No it is just a way of referring to alcohol in a prissy way. People would also take a drink and say 'purely medicinal hahahaha'
The origins of 'aperitive' lie in the idea of a 'pre-prandial' drink to stimulate the appetite with a 'digestif' after the meal to help the digestion.
"A little stimulant" is just a drinkie-winkie! what would life be without euphemisms!

provencepuss

September 2 2012, 06:33:03 UTC 8 months ago

the reference to brown bread is more 'health' specific. Christie was writing at a time when it was considered 'cranky' to advocate brown bread etc ( Doris Grant's cookbooks , the original Hay Diet - which inspired all those diets where you don't mix food groups); if I remember the context the speaker is a what some referred to as an 'Earth Mother type'...health and fitness my dears!

dabroots

September 2 2012, 12:51:45 UTC 8 months ago

Imbibed in small amounts, alcohol quite often serves as a stimulant. And it also depends on the period of time over which someone consumes alcohol, their tolerance level, their immediate situation, overall mood, etc. My long-dead grandmother, for example, is said to have had a shot of whiskey with a spoonful of sugar stirred into it, every morning, as a stimulant--not an unusual practice, I'm told.

I've also heard "stimulant" casually applied to other consumable products that might provide stimulation, especially sugar, and particularly in regard to children.

I'm very much in North America, too, and that's where I've heard these terms applied.

bblue23

September 3 2012, 04:34:56 UTC 8 months ago

Interesting, thanks!

provencepuss

September 2 2012, 20:28:16 UTC 8 months ago

i can still remember a chemist (drugstore pharmacy) in England that sold 'tonic wines'...come to think of it I can remember when you could only buy olive oil in the chemist's unless you lived where there was an Italian grocery (and outside London that wasn't easy)!

st_aurafina

September 3 2012, 11:48:40 UTC 8 months ago

We still sell olive oil - it used to be a laxative (everything was a laxative back then!) but now we use it for cradle cap in infants. Or as a general emollient for the skin.

songindarkness

September 3 2012, 00:34:40 UTC 8 months ago

I've read the book several times and I think I always thought of it as alcohol (which acts as a stimulant before it depresses the system) for example, sherry was thought to aid the digestion or the popular "health tonics" of the time (which as described in other books of Christie's contained anything from borax to phosphorus to small doses of strychnine). It's interesting that it could refer to a laxative!

bblue23

September 3 2012, 04:34:19 UTC 8 months ago

Yes, alcohol was my first thought too! But I wonder where I could find a definitive answer about what Christie meant.

burningbooks

September 3 2012, 15:34:46 UTC 8 months ago

my first thought about this was "bitters" which coincides with the laxative/digestive stimulant interpretation. Bitters can also be (and often are) mixed with alcohol, so both these things might be true at once.

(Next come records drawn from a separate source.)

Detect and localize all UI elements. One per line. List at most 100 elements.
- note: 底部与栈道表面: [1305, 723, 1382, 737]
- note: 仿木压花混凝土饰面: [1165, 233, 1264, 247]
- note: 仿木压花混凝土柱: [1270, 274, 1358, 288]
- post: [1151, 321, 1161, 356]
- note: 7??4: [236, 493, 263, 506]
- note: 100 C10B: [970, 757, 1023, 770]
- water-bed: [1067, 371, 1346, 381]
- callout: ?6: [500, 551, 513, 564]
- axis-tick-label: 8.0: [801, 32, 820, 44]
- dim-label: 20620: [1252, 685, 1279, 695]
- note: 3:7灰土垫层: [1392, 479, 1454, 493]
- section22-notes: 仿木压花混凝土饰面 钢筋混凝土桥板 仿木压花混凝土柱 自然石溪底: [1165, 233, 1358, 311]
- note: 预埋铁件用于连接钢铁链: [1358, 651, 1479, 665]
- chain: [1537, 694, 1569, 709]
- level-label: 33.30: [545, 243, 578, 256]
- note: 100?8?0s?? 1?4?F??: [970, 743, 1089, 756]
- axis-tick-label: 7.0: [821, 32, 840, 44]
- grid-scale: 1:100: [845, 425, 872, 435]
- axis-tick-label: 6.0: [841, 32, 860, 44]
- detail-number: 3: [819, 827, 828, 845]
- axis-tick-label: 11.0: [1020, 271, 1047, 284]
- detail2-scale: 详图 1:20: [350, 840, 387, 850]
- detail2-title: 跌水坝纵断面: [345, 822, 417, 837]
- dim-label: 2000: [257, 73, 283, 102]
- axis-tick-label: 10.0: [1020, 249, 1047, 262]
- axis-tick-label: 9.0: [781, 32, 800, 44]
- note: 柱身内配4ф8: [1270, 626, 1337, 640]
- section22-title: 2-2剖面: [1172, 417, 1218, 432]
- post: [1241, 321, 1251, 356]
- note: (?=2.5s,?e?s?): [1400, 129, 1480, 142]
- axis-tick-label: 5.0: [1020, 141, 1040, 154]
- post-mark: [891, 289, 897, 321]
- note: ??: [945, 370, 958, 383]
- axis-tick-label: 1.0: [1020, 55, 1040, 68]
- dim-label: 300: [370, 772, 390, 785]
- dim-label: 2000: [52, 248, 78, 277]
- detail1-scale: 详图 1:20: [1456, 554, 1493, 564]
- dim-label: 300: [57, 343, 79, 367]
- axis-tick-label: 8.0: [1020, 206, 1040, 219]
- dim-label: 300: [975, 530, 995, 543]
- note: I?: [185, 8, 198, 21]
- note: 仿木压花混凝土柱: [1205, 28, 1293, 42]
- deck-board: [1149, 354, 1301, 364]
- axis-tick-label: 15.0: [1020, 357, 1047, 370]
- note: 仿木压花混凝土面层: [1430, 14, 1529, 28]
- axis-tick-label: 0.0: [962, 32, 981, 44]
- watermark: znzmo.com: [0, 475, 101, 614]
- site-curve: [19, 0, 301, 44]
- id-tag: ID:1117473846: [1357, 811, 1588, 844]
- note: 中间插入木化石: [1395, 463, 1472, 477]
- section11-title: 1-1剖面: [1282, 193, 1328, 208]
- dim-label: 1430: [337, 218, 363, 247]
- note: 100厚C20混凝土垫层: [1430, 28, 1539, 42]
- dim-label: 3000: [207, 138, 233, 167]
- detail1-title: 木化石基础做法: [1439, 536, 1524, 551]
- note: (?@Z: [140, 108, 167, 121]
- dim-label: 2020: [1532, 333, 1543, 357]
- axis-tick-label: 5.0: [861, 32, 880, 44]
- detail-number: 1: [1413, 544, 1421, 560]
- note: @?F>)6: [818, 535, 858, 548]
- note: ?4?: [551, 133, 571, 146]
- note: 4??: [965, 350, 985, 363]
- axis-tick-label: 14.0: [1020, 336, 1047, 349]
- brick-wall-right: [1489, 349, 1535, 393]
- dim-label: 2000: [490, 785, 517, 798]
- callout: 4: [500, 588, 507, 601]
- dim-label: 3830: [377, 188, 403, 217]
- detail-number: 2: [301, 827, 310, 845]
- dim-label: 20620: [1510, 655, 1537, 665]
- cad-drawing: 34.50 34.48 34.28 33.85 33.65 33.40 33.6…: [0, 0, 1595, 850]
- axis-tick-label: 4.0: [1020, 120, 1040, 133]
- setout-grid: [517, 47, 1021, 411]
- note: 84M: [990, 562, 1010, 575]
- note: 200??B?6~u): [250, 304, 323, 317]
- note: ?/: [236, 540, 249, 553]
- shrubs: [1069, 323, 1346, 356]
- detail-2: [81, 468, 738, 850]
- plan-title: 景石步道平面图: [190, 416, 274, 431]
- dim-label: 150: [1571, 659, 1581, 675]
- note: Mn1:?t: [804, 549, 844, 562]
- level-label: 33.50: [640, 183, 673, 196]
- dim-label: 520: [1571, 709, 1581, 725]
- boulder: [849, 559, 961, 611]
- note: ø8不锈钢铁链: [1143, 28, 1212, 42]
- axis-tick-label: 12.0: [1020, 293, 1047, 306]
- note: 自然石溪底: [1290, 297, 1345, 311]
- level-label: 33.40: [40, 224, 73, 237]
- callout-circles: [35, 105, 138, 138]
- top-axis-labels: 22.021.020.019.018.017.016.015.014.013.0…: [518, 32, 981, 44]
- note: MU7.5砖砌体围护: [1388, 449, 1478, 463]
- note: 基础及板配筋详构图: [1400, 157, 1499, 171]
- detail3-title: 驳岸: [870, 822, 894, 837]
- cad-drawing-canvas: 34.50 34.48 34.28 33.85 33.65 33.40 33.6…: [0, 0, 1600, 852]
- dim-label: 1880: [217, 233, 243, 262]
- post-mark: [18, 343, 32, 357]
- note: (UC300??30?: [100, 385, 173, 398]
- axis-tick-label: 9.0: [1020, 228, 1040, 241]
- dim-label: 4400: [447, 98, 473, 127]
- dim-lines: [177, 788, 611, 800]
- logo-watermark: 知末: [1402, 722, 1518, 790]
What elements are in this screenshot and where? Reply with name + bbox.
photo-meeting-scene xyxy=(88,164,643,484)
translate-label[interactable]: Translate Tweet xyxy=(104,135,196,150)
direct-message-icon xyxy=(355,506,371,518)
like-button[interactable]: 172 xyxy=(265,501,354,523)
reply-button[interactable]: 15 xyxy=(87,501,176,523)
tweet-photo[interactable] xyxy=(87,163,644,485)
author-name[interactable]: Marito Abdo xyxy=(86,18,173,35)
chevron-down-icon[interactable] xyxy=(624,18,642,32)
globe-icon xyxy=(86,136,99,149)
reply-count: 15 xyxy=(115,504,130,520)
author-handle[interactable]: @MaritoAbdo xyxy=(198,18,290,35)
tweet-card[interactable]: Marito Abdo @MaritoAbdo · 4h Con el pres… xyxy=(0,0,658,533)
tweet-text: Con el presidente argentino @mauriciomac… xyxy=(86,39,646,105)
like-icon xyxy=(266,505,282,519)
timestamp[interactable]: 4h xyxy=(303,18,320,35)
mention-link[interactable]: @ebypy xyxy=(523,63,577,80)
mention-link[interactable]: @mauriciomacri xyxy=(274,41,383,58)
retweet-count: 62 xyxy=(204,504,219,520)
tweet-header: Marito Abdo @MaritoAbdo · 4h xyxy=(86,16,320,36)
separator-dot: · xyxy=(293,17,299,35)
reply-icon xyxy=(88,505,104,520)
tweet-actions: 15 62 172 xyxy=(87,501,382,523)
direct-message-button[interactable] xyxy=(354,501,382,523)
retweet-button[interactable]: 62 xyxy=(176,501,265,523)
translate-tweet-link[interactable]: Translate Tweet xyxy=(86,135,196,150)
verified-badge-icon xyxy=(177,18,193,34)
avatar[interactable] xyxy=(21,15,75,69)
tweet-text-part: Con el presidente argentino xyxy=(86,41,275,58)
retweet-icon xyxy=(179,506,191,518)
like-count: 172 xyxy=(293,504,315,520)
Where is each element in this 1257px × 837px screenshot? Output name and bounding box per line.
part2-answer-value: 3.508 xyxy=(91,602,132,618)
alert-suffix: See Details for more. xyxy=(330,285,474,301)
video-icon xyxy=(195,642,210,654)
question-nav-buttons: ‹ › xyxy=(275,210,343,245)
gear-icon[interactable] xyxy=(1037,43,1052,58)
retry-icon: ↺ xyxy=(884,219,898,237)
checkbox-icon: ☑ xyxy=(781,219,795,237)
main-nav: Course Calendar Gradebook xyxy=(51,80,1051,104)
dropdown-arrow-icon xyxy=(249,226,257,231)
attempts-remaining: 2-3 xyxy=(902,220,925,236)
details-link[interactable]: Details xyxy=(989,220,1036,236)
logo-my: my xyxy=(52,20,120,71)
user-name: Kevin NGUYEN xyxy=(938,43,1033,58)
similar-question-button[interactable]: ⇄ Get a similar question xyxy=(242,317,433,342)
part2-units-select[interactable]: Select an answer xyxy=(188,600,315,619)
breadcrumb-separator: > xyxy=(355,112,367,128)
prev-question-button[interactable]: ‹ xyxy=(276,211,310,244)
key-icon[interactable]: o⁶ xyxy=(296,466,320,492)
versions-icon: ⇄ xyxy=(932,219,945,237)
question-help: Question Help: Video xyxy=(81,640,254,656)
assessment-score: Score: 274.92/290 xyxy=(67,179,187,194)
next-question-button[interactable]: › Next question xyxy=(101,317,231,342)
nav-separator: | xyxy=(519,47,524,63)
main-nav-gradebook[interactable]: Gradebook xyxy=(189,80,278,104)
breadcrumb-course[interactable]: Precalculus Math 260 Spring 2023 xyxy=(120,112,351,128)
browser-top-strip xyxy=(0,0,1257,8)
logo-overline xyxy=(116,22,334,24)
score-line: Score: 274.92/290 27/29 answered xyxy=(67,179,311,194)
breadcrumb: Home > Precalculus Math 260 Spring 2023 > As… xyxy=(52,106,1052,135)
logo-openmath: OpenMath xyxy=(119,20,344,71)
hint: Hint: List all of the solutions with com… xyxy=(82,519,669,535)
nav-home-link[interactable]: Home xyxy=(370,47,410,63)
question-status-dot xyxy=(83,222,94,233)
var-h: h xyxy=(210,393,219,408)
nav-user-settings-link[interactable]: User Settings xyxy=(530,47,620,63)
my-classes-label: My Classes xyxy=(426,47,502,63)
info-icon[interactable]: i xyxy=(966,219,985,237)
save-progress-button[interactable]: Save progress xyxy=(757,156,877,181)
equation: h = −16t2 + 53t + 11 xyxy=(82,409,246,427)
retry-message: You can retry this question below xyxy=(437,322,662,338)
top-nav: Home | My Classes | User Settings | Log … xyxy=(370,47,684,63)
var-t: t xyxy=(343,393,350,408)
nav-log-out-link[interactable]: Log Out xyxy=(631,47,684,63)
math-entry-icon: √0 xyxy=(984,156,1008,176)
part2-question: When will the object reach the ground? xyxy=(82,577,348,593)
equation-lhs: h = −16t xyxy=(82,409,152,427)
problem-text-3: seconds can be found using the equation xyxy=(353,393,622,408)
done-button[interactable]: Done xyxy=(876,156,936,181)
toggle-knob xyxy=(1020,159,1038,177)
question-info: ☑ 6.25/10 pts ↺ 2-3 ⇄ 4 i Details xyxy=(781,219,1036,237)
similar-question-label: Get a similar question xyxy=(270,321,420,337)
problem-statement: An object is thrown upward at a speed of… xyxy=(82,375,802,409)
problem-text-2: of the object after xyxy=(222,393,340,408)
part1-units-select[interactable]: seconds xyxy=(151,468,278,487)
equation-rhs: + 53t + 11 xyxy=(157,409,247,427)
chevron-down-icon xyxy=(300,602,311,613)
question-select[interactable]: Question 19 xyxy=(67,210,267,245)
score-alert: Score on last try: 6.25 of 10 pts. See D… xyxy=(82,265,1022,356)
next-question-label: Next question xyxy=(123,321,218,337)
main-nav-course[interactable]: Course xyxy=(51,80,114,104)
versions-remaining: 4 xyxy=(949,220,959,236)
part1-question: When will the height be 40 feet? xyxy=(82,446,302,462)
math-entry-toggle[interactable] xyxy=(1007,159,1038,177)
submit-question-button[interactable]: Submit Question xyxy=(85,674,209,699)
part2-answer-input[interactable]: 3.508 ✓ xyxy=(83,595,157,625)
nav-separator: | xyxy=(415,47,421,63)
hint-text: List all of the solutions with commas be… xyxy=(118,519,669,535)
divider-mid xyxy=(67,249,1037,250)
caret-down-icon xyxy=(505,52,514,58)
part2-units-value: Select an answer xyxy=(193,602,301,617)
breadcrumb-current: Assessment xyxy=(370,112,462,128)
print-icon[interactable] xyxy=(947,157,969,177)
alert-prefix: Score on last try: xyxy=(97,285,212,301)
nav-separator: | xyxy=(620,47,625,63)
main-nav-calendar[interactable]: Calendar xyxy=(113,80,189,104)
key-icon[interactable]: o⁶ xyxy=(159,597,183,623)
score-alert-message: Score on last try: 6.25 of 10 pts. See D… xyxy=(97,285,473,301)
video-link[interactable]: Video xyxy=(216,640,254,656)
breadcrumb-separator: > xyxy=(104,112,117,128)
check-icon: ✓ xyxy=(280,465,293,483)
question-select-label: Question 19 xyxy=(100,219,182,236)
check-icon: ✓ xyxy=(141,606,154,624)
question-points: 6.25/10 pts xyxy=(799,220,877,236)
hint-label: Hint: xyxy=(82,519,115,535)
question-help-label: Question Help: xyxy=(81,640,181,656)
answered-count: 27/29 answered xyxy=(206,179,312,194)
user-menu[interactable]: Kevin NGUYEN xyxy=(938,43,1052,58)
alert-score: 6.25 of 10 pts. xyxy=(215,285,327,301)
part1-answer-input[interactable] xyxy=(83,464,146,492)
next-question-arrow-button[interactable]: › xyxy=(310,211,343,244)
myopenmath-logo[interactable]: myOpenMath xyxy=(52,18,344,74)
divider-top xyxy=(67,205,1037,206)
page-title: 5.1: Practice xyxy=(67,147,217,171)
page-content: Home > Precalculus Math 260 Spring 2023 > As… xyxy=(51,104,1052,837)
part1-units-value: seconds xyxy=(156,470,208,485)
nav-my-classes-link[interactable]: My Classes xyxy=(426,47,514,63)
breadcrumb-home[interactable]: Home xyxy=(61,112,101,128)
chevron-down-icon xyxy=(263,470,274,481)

http://en.wikipedia.org/wiki/Bitters#Digestive_bitters
http://www.wholeapproach.com/newsletter/pop200401.html

bblue23

September 4 2012, 02:05:25 UTC 8 months ago

Thank you! All of the replies to this thread have made me want to try some European health tonics and bitters. I saw angostura bitters at the liquor store today, and I know they sell various bitters on amazon--I think I'll give them a try!

viciousdisorder

September 15 2012, 00:13:01 UTC 8 months ago

Do NOT drink angostura bitters straight. It's dreadful that way, and ridiculously potent. Yes I tried once... It's a bit like trying to drink straight vanilla essence. Using it to make lemon, lime and bitters as a drink is quite nice, 'though you don't need much bitters in the drink.